この詩集から5篇を選び作曲した当作品が完成した4年後、今度はマーラーとアルマ夫人の間に出来た4歳の娘マリアを病気で失うという悲劇が生まれました。その様子は、マーラーをモデルとしたルキノ・ヴィスコンティ監督の『ベニスに死す』の中にも取り上げられています。(母娘とともに平和に暮らしていたグスタフ・アッシェンバッハの娘が突然死去し棺桶にて運ばれていく)また、これは余談ですが、この映画の中でアッシェンバッハ教授が心を寄せる美少年タジオの母親役を演じたシルバーナ・マンガーノはビスコンティ監督の『ルードビヒ 神々の黄昏』の中でリヒャルト・ワーグナーの妻コジマ(フランツ・リストの娘)を演じています。マーラーはウィーンを代表する名指揮者でありましたが、ワーグナーの死後、ウィーン音楽界を牛耳っていたコジマが反ユダヤ主義(マーラーはユダヤ人です。)を取っていたので、多くの苦難があったそうです。
ちなみにマーラーの死後、夫人のアルマは建築家のグロピウスと再婚。娘マノンを儲けますが虚弱で19歳という若さで夭逝してしまいます。その娘の死を悼み、家族と親交のあった作曲家アルバン・ベルク(歌劇ルル等で著名な作曲家です。)がヴィオリン協奏曲(ある天使の追想に)を作ったのは余りにも有名です。とても美しい曲で好きな曲です。
マーラーの亡き児をしのぶ歌で好きなのは第3曲『Wenn dein Mütterlein." - 「きみのお母さんが戸口から入ってくるとき」』です。女性歌手では名歌手シュヴァルツコップが歌った名盤もありますが、やはり父親が追想している雰囲気が醸し出される男性歌手盤がお薦めです。
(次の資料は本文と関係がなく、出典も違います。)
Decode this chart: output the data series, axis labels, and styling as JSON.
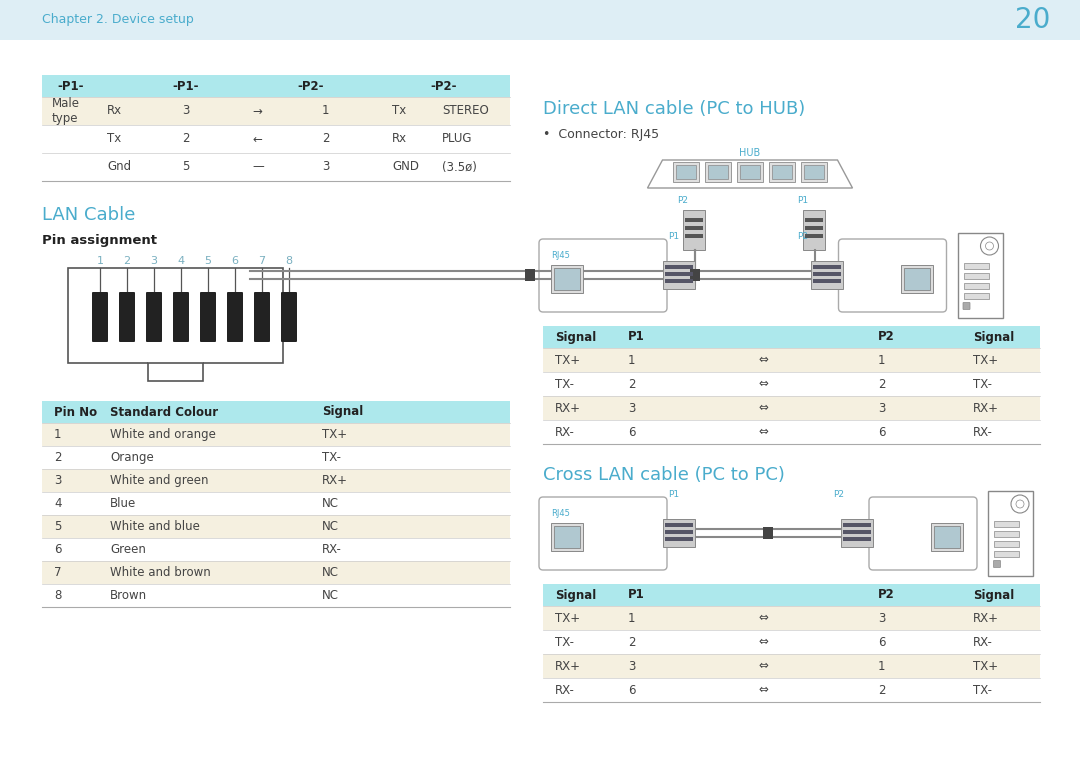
{
  "bg_color": "#deeef5",
  "white": "#ffffff",
  "light_cyan": "#ade8ec",
  "page_number": "20",
  "chapter_text": "Chapter 2. Device setup",
  "chapter_color": "#4aaccc",
  "page_num_color": "#4aaccc",
  "text_color": "#444444",
  "dark_text": "#222222",
  "gray_line": "#cccccc",
  "row_bg_alt": "#f5f0e0",
  "row_bg_white": "#ffffff",
  "top_table_headers": [
    "-P1-",
    "-P1-",
    "-P2-",
    "-P2-"
  ],
  "top_table_rows": [
    [
      "Male\ntype",
      "Rx",
      "3",
      "→",
      "1",
      "Tx",
      "STEREO"
    ],
    [
      "",
      "Tx",
      "2",
      "←",
      "2",
      "Rx",
      "PLUG"
    ],
    [
      "",
      "Gnd",
      "5",
      "—",
      "3",
      "GND",
      "(3.5ø)"
    ]
  ],
  "top_table_row_bg": [
    "#f5f0e0",
    "#ffffff",
    "#ffffff"
  ],
  "lan_cable_title": "LAN Cable",
  "pin_assignment_text": "Pin assignment",
  "pin_numbers": [
    "1",
    "2",
    "3",
    "4",
    "5",
    "6",
    "7",
    "8"
  ],
  "pin_table_headers": [
    "Pin No",
    "Standard Colour",
    "Signal"
  ],
  "pin_table_rows": [
    [
      "1",
      "White and orange",
      "TX+"
    ],
    [
      "2",
      "Orange",
      "TX-"
    ],
    [
      "3",
      "White and green",
      "RX+"
    ],
    [
      "4",
      "Blue",
      "NC"
    ],
    [
      "5",
      "White and blue",
      "NC"
    ],
    [
      "6",
      "Green",
      "RX-"
    ],
    [
      "7",
      "White and brown",
      "NC"
    ],
    [
      "8",
      "Brown",
      "NC"
    ]
  ],
  "pin_table_row_bg": [
    "#f5f0e0",
    "#ffffff",
    "#f5f0e0",
    "#ffffff",
    "#f5f0e0",
    "#ffffff",
    "#f5f0e0",
    "#ffffff"
  ],
  "direct_title": "Direct LAN cable (PC to HUB)",
  "direct_connector": "•  Connector: RJ45",
  "direct_table_headers": [
    "Signal",
    "P1",
    "",
    "P2",
    "Signal"
  ],
  "direct_table_rows": [
    [
      "TX+",
      "1",
      "⇔",
      "1",
      "TX+"
    ],
    [
      "TX-",
      "2",
      "⇔",
      "2",
      "TX-"
    ],
    [
      "RX+",
      "3",
      "⇔",
      "3",
      "RX+"
    ],
    [
      "RX-",
      "6",
      "⇔",
      "6",
      "RX-"
    ]
  ],
  "direct_table_row_bg": [
    "#f5f0e0",
    "#ffffff",
    "#f5f0e0",
    "#ffffff"
  ],
  "cross_title": "Cross LAN cable (PC to PC)",
  "cross_table_headers": [
    "Signal",
    "P1",
    "",
    "P2",
    "Signal"
  ],
  "cross_table_rows": [
    [
      "TX+",
      "1",
      "⇔",
      "3",
      "RX+"
    ],
    [
      "TX-",
      "2",
      "⇔",
      "6",
      "RX-"
    ],
    [
      "RX+",
      "3",
      "⇔",
      "1",
      "TX+"
    ],
    [
      "RX-",
      "6",
      "⇔",
      "2",
      "TX-"
    ]
  ],
  "cross_table_row_bg": [
    "#f5f0e0",
    "#ffffff",
    "#f5f0e0",
    "#ffffff"
  ]
}
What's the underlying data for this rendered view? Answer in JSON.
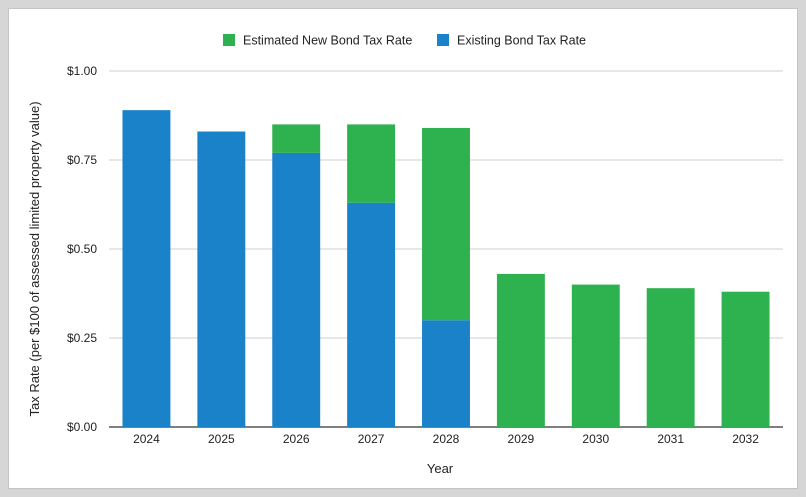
{
  "chart_data": {
    "type": "bar",
    "stacked": true,
    "categories": [
      "2024",
      "2025",
      "2026",
      "2027",
      "2028",
      "2029",
      "2030",
      "2031",
      "2032"
    ],
    "series": [
      {
        "name": "Existing Bond Tax Rate",
        "color": "#1a82c8",
        "values": [
          0.89,
          0.83,
          0.77,
          0.63,
          0.3,
          0,
          0,
          0,
          0
        ]
      },
      {
        "name": "Estimated New Bond Tax Rate",
        "color": "#2eb14f",
        "values": [
          0,
          0,
          0.08,
          0.22,
          0.54,
          0.43,
          0.4,
          0.39,
          0.38
        ]
      }
    ],
    "legend_order": [
      "Estimated New Bond Tax Rate",
      "Existing Bond Tax Rate"
    ],
    "legend_position": "top-center",
    "xlabel": "Year",
    "ylabel": "Tax Rate (per $100 of assessed limited property value)",
    "ylim": [
      0,
      1.0
    ],
    "yticks": [
      0,
      0.25,
      0.5,
      0.75,
      1.0
    ],
    "ytick_labels": [
      "$0.00",
      "$0.25",
      "$0.50",
      "$0.75",
      "$1.00"
    ],
    "grid": true
  }
}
自分はバリトンのフィッシャー・ディースカウの歌うCDを持っています。
第3曲「おまえたちのおかあさんが戸口から歩み入るとき」
Wenn dein Mütterlein
Tritt zur Tür herein
Und den Kopf ich derhe,
Ihr entgegensehe,
Fällt auf ihr Gesicht
Erst der Blick mir nicht,
Sondern auf die Stelle,
Näher nach der Schwelle,
Dort wo würde dein
Lieb Gesichtchen sein,
Wenn du freudenhelle
Trätest mit herein
Wie sonst, mein Töchterlein.
Wenn dein Mütterlein
Triff zur Tür herein
Mit der Kerze Schimmer,
Ist es mir, als immer
Kämst du mit herein,
Huschtest hinterdrein
Als wie sonst ins Zimmer!
O du, o du, des Vaters Zelle,
Ach, zu schnelle
Erloschner Freudenschein!
おまえたちのお母さんが
戸口に歩み寄り、部屋に入ろうとして、
私が頭をめぐらせ
振り返り見るとき、
最初の私の一瞥の視線は
お母さんの顔ではなく
むしろ敷居のそばの、
その場所の
おまえたちの愛らしい顔が見えるその場所へ
もし、おまえたちが晴れやかな喜びに満ちあふれ
お母さんと一緒に入って来るならば、
いつもどおり何も変わらない
私の娘たちであるのに
おまえたちのお母さんが
戸口から中へ歩み入り
蝋燭のうす明かりと一緒に
それがいつものようだと感じさせるには
もし、お母さんの後ろから
おまえたちがすばやく追いかけて来るならば
それはいつもと何も変わらない部屋の中であるのに
おお、おまえたち、おお。おとうさんの分身、その細胞よ。
ああ、本当にたちまちに
あまりにも早く輝かしい喜びの光を消し給うたのだ!
最後に、今教育テレビで2人のリヒャルトと称して、ワーグナーとシュトラウスの特集を見ています。シュトラウスの曲も好きで映像では、『サロメ』『エレクトラ』『ばらの騎士』を持っています。仕事柄、ゴールデンウィークにまとまった休みは取れないのですが、是非通しで聴く時間が欲しいです。